I know that Kafka Streams uses Murmur3 to hash the value of a message in order to tackle race-conditions. But this implementation has a major drawback in a way that a join can fail if we introduce schema changes. Kafka streams does an unnecessary re-serialization to calculate the hash before comparing it. This means that if we change the structure of our message, the hash also changes due this extra serialization step. This mismatch in hash results in a failed join.
This is the case when we add a primitive type or remove/rename fields in Java. In case of json, re-ordering/sorting properties will also result in a different hash.

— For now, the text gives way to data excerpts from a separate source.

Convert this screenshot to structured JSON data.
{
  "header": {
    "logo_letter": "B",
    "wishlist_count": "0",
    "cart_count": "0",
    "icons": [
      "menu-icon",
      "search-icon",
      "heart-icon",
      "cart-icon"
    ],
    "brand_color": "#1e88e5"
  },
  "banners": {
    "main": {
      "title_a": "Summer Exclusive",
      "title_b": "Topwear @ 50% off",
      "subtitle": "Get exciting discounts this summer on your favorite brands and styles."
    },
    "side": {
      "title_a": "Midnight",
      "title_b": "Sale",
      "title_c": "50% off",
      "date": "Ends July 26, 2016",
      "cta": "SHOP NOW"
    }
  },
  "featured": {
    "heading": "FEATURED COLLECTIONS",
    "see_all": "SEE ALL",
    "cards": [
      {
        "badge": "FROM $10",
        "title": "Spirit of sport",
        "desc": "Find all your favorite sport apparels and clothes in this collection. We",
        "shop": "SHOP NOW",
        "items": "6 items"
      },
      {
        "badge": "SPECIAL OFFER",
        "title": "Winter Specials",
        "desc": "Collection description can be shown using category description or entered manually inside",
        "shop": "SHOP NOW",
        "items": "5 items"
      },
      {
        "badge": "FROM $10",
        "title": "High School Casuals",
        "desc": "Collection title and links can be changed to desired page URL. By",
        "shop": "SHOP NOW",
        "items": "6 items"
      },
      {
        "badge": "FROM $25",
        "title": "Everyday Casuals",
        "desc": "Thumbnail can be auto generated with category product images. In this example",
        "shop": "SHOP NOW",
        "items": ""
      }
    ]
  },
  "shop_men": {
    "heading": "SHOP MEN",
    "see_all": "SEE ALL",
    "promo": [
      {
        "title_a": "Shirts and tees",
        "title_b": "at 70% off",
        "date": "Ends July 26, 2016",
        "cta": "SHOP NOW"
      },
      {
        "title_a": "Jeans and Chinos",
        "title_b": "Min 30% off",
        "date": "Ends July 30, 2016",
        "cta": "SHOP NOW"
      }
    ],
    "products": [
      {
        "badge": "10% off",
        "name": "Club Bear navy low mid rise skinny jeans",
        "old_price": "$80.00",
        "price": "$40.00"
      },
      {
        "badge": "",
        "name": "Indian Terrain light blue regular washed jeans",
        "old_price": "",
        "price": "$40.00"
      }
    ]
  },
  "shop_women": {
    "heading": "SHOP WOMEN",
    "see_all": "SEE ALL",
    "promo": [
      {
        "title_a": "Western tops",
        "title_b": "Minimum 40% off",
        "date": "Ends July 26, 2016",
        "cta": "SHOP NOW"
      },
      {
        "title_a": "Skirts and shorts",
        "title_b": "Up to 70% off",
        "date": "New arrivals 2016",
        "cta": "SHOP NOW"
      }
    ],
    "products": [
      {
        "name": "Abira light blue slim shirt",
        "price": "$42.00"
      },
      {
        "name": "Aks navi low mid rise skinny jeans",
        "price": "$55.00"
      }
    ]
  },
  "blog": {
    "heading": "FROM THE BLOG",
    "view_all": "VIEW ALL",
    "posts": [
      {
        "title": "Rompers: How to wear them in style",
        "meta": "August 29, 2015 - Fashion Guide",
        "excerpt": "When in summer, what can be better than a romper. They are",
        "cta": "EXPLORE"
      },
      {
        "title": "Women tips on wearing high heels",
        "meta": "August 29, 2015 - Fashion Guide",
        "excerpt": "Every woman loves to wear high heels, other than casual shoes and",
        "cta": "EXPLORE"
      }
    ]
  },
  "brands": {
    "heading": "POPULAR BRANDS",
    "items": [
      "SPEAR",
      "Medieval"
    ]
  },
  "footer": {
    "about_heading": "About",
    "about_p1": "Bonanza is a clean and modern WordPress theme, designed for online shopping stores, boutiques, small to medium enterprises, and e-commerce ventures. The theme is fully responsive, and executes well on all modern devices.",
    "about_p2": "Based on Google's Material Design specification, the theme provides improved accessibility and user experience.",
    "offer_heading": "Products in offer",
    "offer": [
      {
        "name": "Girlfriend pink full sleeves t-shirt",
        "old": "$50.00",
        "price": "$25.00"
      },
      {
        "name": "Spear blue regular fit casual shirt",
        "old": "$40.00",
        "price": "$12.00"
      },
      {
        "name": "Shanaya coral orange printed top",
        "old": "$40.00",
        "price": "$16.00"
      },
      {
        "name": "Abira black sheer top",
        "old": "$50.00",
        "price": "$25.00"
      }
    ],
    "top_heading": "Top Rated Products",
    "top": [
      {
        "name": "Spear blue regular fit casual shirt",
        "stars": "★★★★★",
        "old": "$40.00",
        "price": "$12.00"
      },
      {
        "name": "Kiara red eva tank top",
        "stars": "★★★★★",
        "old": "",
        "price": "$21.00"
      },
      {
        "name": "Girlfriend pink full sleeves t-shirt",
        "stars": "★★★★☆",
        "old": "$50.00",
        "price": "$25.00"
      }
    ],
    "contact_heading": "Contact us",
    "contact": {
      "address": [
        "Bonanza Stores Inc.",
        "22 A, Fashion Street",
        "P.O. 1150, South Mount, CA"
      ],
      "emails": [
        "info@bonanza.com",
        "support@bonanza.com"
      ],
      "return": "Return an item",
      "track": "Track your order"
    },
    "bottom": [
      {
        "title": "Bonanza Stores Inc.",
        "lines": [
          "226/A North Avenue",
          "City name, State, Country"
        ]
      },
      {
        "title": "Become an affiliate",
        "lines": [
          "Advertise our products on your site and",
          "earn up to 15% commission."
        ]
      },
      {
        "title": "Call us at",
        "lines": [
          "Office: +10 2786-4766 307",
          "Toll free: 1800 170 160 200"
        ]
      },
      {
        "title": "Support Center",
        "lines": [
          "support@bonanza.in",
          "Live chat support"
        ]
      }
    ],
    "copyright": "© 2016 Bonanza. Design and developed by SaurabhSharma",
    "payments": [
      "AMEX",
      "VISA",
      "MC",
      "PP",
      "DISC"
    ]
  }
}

For example, lets say we have a Person and a City object we want to join:
Person:
public class Person {
private String id;
private String name;
private String cityId; // foreign-key
}
City:
public class City {
private String id;
private String name;
}
We can now join the two tables like below:
persons.join(cities, person -> person.getCityId(), (person, city) -> // join function...
Next, publish a message with id p1 to the persons topic and a message with id c1 to cities topic and the join will work. Now, stop the streams app and add a new primitive attribute to the Person class:
public class Person {
private String id;
private String name;
private String cityId; // foreign-key
private boolean deleted; // new primitve attribute
}
Run the streams app again and publish a message with id c1 to the cities topic, you will see that the join will not work. However, if we publish a message with id p1 to the persons topic, the join will work.
Is there a way to fix this issue. We use a json serde for serialization/deserialization.
What you describe sounds like a known issue: https://issues.apache.org/jira/browse/KAFKA-15303
I am not aware of a workaround unfortunately.